In her column for The New York Times, (The End of ‘Wife Wear’, April 6), Suzy Menkes observed that Michelle Obama’s embrace of the cardigan “is a signal that powerful women no longer need to prove their strength by dressing shoulder to padded shoulder with men” (the only jacket that the first lady wore in Europe was taut, short and again from Alaïa). From my point of view, that is somewhat besides the point. The First Lady is undeniably great looking with her radiant smile and perfect grooming but, because of her toned, athletic 6 foot frame, I don’t think the power suit would necessarily be a good choice for her. It might come across as looking a bit too hard edged and aggressive. And she knows it.
Let’s face it, Michelle doesn’t need clothing to empower her, give her an air of confidence, or impart a strong imposing stature. The choice of the cardigan softens her, becomes her, and completely suits her. And that is really at the heart of the matter. All her choices, while varied and often seemingly unconnected, are connected in that they reflect her own personal style, tap into her different sides and fashion personas, and become her.

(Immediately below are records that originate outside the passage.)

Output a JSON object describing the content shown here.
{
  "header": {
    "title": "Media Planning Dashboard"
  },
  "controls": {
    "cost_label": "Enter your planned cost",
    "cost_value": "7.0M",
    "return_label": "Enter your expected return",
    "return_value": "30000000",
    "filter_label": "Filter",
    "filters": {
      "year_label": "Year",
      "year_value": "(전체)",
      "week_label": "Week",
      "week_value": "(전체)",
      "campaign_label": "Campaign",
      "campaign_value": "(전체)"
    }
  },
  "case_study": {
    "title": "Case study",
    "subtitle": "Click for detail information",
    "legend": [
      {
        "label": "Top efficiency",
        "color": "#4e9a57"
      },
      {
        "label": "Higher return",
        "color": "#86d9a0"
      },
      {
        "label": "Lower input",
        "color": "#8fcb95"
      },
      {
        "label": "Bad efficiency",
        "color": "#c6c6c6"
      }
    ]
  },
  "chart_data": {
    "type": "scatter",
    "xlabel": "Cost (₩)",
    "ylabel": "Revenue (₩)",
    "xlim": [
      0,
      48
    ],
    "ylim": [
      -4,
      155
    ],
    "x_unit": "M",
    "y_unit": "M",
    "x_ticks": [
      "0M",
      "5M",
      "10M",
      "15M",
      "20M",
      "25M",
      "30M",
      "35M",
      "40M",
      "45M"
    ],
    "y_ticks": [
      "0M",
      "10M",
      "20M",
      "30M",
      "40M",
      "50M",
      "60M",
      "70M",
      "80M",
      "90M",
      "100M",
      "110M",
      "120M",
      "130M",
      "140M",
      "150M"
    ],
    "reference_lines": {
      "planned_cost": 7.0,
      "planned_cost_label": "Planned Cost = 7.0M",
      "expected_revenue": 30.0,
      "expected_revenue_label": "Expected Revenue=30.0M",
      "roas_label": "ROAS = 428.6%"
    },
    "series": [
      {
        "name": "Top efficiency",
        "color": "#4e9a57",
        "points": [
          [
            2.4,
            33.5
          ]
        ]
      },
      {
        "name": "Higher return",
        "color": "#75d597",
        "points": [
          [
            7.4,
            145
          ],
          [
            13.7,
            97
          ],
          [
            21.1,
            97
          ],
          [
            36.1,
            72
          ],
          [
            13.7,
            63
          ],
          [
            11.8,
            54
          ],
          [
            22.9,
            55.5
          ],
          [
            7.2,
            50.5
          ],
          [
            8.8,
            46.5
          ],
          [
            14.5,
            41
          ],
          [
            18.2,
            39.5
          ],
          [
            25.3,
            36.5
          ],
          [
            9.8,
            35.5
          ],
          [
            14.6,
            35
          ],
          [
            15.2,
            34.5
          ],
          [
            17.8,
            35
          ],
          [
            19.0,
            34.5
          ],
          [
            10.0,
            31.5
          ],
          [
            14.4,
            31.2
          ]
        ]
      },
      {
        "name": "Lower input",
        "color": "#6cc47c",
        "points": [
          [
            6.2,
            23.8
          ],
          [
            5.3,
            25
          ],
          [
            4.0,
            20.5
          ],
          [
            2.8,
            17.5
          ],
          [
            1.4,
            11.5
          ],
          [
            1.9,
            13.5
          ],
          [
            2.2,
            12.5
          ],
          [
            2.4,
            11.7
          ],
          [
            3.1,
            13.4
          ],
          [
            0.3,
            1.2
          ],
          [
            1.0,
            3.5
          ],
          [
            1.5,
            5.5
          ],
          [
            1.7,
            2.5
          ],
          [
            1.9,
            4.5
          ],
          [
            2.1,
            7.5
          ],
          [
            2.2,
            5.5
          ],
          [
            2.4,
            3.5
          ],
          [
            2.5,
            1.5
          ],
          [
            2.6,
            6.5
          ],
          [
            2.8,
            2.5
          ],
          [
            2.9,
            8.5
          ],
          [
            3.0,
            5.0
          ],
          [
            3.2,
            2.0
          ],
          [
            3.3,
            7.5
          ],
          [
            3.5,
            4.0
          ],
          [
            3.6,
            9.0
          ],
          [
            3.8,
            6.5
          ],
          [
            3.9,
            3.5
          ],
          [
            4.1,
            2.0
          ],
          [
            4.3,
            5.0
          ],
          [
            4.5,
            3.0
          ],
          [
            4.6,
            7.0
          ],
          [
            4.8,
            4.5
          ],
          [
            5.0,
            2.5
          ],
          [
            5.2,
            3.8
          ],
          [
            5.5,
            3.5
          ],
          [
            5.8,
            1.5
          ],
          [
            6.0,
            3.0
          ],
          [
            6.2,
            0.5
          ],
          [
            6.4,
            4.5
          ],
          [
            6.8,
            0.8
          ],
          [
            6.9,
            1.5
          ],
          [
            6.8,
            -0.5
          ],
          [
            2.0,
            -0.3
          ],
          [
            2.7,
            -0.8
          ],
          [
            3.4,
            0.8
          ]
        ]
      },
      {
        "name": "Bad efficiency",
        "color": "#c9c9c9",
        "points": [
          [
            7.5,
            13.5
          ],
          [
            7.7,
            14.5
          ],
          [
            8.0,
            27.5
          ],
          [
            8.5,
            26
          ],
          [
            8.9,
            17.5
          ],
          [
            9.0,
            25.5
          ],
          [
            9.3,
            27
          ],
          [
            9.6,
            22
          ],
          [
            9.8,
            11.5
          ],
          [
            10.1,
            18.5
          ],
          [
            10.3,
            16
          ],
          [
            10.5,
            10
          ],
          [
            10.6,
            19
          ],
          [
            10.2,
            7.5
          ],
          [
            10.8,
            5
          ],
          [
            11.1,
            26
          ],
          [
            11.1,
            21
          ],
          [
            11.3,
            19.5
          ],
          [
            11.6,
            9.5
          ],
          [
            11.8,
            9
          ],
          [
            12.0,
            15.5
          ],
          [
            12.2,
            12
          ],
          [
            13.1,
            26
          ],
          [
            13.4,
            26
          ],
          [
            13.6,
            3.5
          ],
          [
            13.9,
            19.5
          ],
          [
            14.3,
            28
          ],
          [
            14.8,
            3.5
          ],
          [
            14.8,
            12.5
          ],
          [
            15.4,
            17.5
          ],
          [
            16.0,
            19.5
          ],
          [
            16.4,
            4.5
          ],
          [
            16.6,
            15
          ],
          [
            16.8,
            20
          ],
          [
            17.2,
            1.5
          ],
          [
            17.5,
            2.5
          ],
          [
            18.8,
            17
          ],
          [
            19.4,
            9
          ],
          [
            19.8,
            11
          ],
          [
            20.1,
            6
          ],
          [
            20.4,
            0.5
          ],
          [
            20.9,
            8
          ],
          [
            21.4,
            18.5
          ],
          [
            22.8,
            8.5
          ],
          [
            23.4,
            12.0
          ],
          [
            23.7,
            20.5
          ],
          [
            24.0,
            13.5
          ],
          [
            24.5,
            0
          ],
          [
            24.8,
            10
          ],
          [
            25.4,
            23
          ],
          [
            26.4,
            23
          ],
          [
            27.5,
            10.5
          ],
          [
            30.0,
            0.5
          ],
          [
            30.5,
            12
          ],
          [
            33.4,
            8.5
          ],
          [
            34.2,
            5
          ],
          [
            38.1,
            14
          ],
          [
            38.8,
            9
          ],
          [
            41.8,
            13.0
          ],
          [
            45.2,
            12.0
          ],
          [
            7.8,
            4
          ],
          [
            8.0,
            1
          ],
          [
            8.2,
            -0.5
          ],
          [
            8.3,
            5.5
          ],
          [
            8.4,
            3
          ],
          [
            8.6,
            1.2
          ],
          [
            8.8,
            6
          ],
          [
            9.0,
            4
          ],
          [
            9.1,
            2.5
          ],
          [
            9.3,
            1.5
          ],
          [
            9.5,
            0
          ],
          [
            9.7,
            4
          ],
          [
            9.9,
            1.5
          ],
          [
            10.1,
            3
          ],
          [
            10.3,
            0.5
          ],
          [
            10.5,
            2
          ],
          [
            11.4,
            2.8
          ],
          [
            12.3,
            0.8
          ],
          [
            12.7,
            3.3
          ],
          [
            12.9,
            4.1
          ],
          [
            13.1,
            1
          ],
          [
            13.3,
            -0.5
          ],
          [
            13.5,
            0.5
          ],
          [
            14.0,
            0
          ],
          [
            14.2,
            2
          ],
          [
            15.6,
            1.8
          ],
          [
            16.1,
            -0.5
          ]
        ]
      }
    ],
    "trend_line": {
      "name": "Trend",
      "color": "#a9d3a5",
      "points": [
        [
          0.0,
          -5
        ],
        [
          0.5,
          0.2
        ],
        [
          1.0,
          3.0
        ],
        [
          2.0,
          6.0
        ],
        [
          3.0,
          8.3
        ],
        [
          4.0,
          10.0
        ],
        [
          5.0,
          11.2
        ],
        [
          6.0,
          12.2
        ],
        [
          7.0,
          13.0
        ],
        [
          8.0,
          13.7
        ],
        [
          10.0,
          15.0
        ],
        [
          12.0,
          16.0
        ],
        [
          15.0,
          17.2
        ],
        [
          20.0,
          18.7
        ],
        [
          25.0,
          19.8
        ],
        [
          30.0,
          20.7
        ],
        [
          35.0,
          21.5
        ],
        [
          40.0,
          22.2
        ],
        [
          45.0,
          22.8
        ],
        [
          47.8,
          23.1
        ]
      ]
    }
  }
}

Speaking of Michelle’s high ‘card’ diet. It is ironic that considering the broad shouldered power jacket from the 80’s has made a comeback and was the hit of the recent runways the First Lady has been playing up the soft, versatile, accessible, and often inexpensive cardigan for all it’s worth. And great timing, taking into account the state of our economy and the way we are all trying to save money and still look great.
Sparkly cardigan with the pale blue skirt both by J. Crew
What she has single-handedly done to revive the ‘lowly’ cardigan (not to mention J. Crew, http://www.jcrew.com/) is the stuff of legends. I’m sure this has put a smile on the face of many a sweater vendor, including Lynn Hiriak whose company is an homage to the iconic wardrobe staple and is called appropriately, Cardigan (http://www.cardigannewyorkcom/). You can bet this will have an impact on the consumer and the marketplace. Unsurprisingly, it already has. The Today Show’s Ann Curry has long been a jacket girl (usually favoring a smart black fitted jacket for her on air appearances) but, last week, I noticed that she began wearing sweaters and especially, cardigans, over her crisp white shirts.
And in the online audio video slide show of Bill Cunningham’s ‘On the Street’ column this past Sunday, “Greatest Show”, www.nytimes.com/style Bill made mention of the return of the cardigan sweater, describing one young woman clad in a cardigan over a short breezy dress as being the “epitome of high style”, and noting this is something that we will be seeing more of as we head into spring.